141 British Literature and Critical Analysis Honors
Grade: 12 • Full Year • 1 Credit
British Literature is a senior level course in which students will receive an overview of British literature from early Anglo-Saxon to the twentieth century. Course study will include a variety of genres—epic poems, plays, poetry, novels, historical documents, and speeches—all presented in a thematic pattern. Literary study will be infused with historical applications for a better understanding of the social and historical context of the readings. British Literature is designed to emphasize independent thought and critical thinking. Students will experiment with different types of writing, including literary analysis, persuasive writing, and research-based writing. There are also visual presentation projects incorporated into the class to teach students how to create an effective presentation. Grammar, mechanics, and usage will be covered within the context of the literature and writing.

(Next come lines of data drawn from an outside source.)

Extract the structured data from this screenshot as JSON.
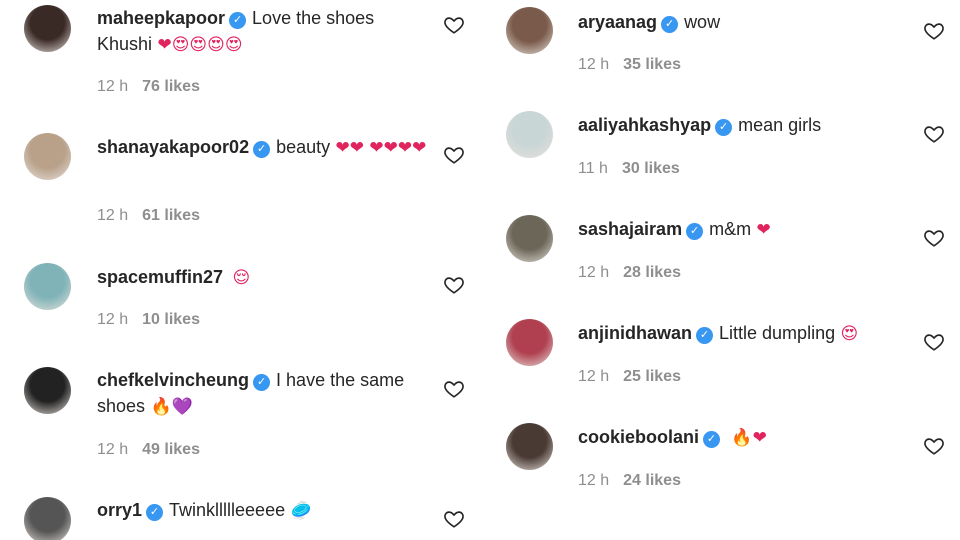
{
  "left": [
    {
      "user": "maheepkapoor",
      "verified": true,
      "text": "Love the shoes Khushi",
      "emoji": "❤😍😍😍😍",
      "time": "12 h",
      "likes": "76 likes",
      "avatar_color": "#3a2a26"
    },
    {
      "user": "shanayakapoor02",
      "verified": true,
      "text": "beauty",
      "emoji": "❤❤ ❤❤❤❤",
      "time": "12 h",
      "likes": "61 likes",
      "avatar_color": "#b8a089"
    },
    {
      "user": "spacemuffin27",
      "verified": false,
      "text": "",
      "emoji": "😌",
      "time": "12 h",
      "likes": "10 likes",
      "avatar_color": "#7fb3b8"
    },
    {
      "user": "chefkelvincheung",
      "verified": true,
      "text": "I have the same shoes",
      "emoji": "🔥💜",
      "time": "12 h",
      "likes": "49 likes",
      "avatar_color": "#222222"
    },
    {
      "user": "orry1",
      "verified": true,
      "text": "Twinkllllleeeee",
      "emoji": "🥏",
      "time": "",
      "likes": "",
      "avatar_color": "#555555"
    }
  ],
  "right": [
    {
      "user": "aryaanag",
      "verified": true,
      "text": "wow",
      "emoji": "",
      "time": "12 h",
      "likes": "35 likes",
      "avatar_color": "#7a5a4a"
    },
    {
      "user": "aaliyahkashyap",
      "verified": true,
      "text": "mean girls",
      "emoji": "",
      "time": "11 h",
      "likes": "30 likes",
      "avatar_color": "#c9d6d6"
    },
    {
      "user": "sashajairam",
      "verified": true,
      "text": "m&m",
      "emoji": "❤",
      "time": "12 h",
      "likes": "28 likes",
      "avatar_color": "#6b6658"
    },
    {
      "user": "anjinidhawan",
      "verified": true,
      "text": "Little dumpling",
      "emoji": "😍",
      "time": "12 h",
      "likes": "25 likes",
      "avatar_color": "#b04050"
    },
    {
      "user": "cookieboolani",
      "verified": true,
      "text": "",
      "emoji": "🔥❤",
      "time": "12 h",
      "likes": "24 likes",
      "avatar_color": "#4a3a34"
    }
  ],
  "icons": {
    "heart": "heart-outline-icon",
    "verified": "verified-badge-icon"
  },
  "colors": {
    "verified_blue": "#3897f0",
    "meta_gray": "#8e8e8e"
  }
}
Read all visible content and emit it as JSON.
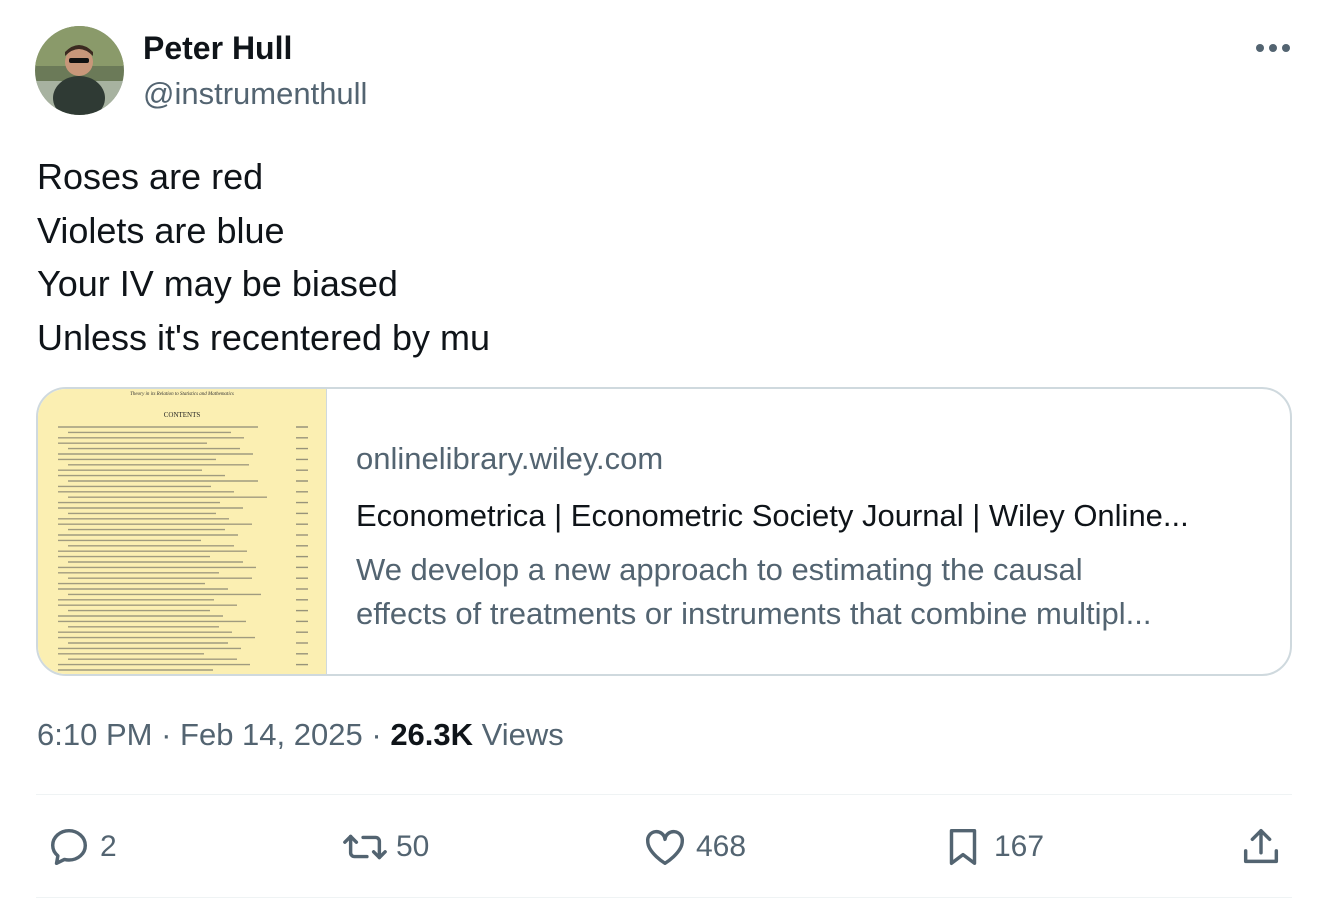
{
  "author": {
    "name": "Peter Hull",
    "handle": "@instrumenthull"
  },
  "tweet": {
    "lines": [
      "Roses are red",
      "Violets are blue",
      "Your IV may be biased",
      "Unless it's recentered by mu"
    ]
  },
  "card": {
    "domain": "onlinelibrary.wiley.com",
    "title": "Econometrica | Econometric Society Journal | Wiley Online...",
    "description_lines": [
      "We develop a new approach to estimating the causal",
      "effects of treatments or instruments that combine multipl..."
    ],
    "thumbnail": {
      "header": "Theory in its Relation to Statistics and Mathematics",
      "heading": "CONTENTS",
      "background": "#fbefb2"
    }
  },
  "meta": {
    "time": "6:10 PM",
    "date": "Feb 14, 2025",
    "views_count": "26.3K",
    "views_label": "Views",
    "separator": "·"
  },
  "actions": {
    "replies": "2",
    "reposts": "50",
    "likes": "468",
    "bookmarks": "167"
  },
  "colors": {
    "text": "#0f1419",
    "secondary": "#536471",
    "border": "#cfd9de"
  }
}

140 AP English Literature and Composition
Grade: 12 • Full Year • 1 Credit
The AP English Literature and Composition course is designed and taught thematically with an emphasis on core readings along with modern and contemporary selections that illuminate and expand upon a variety of themes. This advanced course will engage students in careful reading and analysis of a challenging set of literary works from a range of genres including the novel, short story, poetry, and drama. Students are expected to be active readers as they analyze and interpret textual detail, establish connections among their observations, and draw logical inferences leading to interpretive conclusions concerning the big questions in life. This class closely follows the requirements described in the AP (CED), including the fundamentals of literary analysis and composition.
Students will encounter both vigorous discussions and an ambitious writing component emphasizing expository, analytical, and argumentative writing about literature. These approaches provide students with an academic experience equivalent to that of a college-level literature course. According to the College Board, “AP students are not expected or asked to subscribe to any one specific set of cultural or political values, but are expected to have the maturity to analyze perspectives different from their own and to question the meaning, purpose or effect of such content within the literary work as a whole” (CED 117). Readings or discussions in class concerning controversial topics will be sensitively handled and restricted to appropriate academic discussions.